Friday, January 22, 2016

A new species of high elevation Liolaemus (Family Liolaemidae)

Liolaemus uniformis. Photo credit:  Jaime Troncoso-Palacios
During a field trip at 3000 metres above sea level, a group of scientists, led by Jaime Troncoso-Palacios, Universidad de Chile, discovered a new endemic lizard species, in the mountains of central Chile, scientists. Noticeably different in size and scalation, compared to the rest of the local lizards, what initially grabbed the biologists' attention was its colouration. Not only was it unlike the already described ones, but also appeared surprisingly consistent within the collected individuals, even regardless of their sex. Eventually, it was this peculiar uniformity that determined the lizard's name Liolaemus uniformis. The study is published in the open-access journal ZooKeys.

The researchers found the lizards quite abundant in the area, which facilitated their observations and estimations. Apart from a thorough description of the new iguana along with its comparisons to its related species, the present paper also provides an in-depth discussion about the placement of the new taxon, which had been confused with other species in the past.

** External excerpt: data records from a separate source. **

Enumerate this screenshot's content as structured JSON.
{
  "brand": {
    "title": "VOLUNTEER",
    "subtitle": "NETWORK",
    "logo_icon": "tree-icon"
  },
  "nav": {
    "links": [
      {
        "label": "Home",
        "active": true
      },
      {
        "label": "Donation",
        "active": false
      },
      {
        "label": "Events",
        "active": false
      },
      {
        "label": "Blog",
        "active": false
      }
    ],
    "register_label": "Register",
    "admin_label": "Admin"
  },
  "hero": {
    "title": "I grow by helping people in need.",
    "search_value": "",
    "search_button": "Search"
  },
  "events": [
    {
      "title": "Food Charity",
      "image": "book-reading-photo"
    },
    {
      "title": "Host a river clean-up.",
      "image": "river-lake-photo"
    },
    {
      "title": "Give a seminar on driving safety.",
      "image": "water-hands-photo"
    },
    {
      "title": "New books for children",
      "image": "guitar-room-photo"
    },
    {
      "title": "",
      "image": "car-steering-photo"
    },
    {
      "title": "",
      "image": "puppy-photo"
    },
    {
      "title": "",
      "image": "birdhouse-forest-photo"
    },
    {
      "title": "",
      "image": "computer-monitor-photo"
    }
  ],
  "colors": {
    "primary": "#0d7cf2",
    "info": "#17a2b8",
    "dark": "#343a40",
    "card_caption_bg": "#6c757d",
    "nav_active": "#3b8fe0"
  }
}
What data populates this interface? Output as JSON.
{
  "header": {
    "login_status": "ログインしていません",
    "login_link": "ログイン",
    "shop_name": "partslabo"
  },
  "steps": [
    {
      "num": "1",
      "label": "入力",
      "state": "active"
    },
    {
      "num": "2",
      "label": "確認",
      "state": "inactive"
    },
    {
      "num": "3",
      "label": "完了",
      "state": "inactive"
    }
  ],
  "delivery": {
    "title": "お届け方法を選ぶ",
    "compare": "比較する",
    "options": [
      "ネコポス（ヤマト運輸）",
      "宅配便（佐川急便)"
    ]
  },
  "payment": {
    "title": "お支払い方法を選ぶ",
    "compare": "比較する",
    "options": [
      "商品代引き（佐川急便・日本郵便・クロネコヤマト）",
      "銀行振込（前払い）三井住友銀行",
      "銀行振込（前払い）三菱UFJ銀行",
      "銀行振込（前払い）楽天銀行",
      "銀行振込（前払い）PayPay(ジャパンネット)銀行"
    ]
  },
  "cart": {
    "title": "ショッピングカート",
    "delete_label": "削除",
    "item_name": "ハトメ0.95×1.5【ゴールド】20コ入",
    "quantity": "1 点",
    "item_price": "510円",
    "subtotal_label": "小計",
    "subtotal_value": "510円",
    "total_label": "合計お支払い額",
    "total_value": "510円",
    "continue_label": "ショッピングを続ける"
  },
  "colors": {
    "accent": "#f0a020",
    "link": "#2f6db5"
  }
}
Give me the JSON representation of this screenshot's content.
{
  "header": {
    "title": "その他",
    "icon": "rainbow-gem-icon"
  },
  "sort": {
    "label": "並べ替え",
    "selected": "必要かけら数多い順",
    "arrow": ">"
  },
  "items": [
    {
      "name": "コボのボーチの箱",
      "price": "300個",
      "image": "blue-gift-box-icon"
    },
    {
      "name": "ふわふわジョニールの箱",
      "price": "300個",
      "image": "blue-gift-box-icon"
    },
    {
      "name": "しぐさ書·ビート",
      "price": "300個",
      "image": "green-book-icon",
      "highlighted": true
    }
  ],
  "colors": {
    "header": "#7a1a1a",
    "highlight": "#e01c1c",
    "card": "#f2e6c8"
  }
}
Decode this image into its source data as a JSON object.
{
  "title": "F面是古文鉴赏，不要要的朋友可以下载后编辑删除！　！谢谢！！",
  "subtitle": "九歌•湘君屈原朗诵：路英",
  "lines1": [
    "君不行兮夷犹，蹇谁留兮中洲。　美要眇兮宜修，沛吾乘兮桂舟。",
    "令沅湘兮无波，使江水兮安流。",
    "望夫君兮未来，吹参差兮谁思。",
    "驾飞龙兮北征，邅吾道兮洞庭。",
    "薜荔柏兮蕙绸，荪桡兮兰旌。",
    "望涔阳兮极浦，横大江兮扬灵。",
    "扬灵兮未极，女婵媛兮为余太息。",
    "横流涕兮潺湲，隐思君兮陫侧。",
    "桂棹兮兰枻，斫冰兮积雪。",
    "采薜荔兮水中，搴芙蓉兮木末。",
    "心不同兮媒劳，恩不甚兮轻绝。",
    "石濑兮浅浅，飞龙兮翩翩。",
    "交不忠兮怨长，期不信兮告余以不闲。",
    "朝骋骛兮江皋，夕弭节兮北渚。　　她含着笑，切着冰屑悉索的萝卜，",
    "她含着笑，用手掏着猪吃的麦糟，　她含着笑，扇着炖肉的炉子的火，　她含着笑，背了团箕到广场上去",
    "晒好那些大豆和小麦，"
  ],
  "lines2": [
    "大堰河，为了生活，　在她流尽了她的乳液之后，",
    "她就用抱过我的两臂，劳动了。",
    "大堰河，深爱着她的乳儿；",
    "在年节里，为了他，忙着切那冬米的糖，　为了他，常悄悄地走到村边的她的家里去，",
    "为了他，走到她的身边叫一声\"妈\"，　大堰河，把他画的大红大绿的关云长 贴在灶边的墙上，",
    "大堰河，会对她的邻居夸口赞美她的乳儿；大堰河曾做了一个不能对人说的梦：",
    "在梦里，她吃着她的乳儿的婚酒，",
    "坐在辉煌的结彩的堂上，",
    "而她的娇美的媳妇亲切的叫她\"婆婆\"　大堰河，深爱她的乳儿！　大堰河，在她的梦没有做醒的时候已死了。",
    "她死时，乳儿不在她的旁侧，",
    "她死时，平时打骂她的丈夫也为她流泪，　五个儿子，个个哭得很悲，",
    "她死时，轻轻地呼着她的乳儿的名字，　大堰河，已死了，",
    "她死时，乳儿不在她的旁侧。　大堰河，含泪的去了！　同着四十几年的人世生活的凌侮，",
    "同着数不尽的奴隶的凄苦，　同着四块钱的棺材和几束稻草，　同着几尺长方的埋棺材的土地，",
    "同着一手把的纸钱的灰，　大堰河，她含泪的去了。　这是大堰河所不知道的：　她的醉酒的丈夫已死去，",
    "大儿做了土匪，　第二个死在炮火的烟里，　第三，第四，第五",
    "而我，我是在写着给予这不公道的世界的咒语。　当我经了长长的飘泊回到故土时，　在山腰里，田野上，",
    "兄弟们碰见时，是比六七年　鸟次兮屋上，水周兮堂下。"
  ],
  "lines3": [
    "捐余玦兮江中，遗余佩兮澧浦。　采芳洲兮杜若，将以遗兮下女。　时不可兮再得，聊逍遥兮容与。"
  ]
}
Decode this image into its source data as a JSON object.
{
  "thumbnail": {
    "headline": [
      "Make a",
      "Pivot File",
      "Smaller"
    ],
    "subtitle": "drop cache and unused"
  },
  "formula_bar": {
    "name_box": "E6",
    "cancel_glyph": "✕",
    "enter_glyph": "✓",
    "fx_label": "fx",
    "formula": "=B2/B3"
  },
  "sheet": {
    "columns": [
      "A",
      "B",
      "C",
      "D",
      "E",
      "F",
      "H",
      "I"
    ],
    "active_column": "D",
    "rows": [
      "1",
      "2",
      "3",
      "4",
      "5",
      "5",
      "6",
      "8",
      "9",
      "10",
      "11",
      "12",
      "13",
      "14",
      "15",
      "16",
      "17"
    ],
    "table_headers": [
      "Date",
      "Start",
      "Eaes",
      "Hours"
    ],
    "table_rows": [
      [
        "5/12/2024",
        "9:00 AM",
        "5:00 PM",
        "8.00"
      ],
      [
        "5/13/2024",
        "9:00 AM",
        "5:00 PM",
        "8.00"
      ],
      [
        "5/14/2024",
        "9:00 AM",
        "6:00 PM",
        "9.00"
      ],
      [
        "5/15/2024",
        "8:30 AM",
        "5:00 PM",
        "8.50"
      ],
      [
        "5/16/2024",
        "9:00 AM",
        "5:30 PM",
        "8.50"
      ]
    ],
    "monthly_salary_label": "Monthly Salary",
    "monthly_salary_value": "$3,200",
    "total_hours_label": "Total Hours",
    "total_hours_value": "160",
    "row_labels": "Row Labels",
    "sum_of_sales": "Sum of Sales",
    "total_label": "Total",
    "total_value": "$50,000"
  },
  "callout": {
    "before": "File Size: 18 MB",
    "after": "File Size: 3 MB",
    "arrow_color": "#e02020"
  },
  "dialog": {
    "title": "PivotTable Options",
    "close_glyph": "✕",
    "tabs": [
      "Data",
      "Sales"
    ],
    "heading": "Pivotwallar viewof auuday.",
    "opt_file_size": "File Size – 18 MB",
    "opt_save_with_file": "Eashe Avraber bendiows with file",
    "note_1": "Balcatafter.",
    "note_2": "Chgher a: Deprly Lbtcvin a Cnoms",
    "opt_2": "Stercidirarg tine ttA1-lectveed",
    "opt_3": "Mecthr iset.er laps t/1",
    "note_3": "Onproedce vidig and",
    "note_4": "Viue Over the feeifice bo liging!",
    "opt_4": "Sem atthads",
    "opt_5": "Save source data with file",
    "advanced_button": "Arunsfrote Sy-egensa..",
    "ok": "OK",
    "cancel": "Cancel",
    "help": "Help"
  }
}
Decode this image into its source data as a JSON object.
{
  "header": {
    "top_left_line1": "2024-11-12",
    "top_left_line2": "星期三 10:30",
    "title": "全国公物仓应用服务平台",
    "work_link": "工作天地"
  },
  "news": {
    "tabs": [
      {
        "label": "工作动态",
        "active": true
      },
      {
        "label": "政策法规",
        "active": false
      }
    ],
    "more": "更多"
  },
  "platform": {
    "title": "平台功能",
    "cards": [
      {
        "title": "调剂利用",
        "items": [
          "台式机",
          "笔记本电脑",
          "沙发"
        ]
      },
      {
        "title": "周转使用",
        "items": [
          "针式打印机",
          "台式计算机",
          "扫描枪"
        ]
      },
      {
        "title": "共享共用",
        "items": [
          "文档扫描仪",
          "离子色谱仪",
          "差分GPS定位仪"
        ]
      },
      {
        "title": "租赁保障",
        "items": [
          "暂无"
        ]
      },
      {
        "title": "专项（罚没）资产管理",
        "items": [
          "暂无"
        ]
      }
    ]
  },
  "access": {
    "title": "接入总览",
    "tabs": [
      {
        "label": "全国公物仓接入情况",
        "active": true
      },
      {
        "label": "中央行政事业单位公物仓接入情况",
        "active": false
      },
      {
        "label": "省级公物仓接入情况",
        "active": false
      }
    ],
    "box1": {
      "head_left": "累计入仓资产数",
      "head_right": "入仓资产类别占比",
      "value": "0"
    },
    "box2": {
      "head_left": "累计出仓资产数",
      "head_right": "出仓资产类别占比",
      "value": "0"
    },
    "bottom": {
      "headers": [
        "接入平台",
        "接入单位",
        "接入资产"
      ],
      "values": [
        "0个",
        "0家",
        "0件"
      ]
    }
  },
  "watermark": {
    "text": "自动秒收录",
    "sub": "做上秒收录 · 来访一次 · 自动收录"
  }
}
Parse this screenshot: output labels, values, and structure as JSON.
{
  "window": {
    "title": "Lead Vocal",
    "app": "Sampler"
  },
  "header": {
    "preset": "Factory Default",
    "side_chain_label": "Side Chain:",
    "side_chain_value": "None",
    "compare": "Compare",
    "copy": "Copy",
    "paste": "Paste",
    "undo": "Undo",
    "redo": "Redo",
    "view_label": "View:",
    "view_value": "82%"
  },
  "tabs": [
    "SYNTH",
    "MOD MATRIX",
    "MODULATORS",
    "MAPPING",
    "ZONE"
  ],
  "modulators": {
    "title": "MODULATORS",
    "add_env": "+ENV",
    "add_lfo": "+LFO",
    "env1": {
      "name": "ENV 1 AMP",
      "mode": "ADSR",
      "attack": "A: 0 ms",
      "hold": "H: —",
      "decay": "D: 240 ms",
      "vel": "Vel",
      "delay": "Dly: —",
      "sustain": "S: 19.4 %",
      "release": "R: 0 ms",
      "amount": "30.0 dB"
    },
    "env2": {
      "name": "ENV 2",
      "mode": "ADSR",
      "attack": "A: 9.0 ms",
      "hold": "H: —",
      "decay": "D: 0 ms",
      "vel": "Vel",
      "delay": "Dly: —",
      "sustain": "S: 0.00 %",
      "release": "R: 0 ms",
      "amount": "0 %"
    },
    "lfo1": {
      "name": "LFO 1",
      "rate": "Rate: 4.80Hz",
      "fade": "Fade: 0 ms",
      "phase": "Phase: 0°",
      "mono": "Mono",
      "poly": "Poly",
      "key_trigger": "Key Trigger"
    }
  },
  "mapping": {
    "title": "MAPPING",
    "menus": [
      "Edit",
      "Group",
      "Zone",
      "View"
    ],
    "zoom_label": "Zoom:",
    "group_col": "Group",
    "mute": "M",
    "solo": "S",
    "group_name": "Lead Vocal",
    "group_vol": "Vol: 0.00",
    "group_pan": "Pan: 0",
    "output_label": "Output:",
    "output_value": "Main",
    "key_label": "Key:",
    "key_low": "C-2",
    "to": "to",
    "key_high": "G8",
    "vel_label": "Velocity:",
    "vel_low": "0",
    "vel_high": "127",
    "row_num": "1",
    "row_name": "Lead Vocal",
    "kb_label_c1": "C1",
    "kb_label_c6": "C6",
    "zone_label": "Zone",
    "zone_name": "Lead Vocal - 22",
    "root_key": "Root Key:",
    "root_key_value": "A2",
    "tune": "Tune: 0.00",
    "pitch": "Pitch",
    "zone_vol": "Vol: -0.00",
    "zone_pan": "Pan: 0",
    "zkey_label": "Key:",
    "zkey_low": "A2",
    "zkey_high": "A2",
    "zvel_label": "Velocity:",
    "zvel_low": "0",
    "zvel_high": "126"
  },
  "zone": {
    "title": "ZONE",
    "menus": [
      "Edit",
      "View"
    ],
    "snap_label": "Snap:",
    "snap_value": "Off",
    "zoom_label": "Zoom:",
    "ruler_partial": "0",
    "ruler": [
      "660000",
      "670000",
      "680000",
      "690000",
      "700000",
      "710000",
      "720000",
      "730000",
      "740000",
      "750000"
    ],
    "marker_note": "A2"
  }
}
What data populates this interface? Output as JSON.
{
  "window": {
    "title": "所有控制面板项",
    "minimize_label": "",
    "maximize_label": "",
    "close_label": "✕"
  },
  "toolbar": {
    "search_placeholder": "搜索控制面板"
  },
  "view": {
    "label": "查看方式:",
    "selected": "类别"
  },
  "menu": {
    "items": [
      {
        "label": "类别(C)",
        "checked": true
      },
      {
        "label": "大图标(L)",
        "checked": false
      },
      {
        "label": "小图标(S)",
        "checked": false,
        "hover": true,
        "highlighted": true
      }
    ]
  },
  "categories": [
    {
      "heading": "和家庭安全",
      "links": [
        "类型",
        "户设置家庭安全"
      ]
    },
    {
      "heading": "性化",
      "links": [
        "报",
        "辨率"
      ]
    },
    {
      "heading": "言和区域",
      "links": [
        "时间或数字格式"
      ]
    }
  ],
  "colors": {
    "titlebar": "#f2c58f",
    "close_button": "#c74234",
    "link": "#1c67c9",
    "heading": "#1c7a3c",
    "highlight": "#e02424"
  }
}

While most of the other lizards from the area and its surroundings often vary greatly in colouration and pattern between populations and sexes, such thing is not present in the new species. Both males and females from the observed collection have their bodies' upper side in brown, varying from dark on the head, through coppery on the back and light brown on the tail. The down side of the body is mainly yellowish, while the belly -- whitish. The only variables the scientists have noticed in their specimens are slight differences in the shade with two females demonstrating unusual olive hues on their snouts. These differences in morphology were also strongly supported by the molecular phylogeny through the analysis of mitochondrial DNA, which was performed by Dr. Alvaro A. Elorza, from Universidad Andres Bello.

Accustomed to life in highland rocky habitats with scarce greenery, these lizards spend their active hours, estimated to take place between 09:00 h and 18:00 h hidden under stones. However, they might not be too hard to find due to their size of about 8.5 cm for the males and their abundance in the studied area. The females are more slender and measure 7 cm in length on average.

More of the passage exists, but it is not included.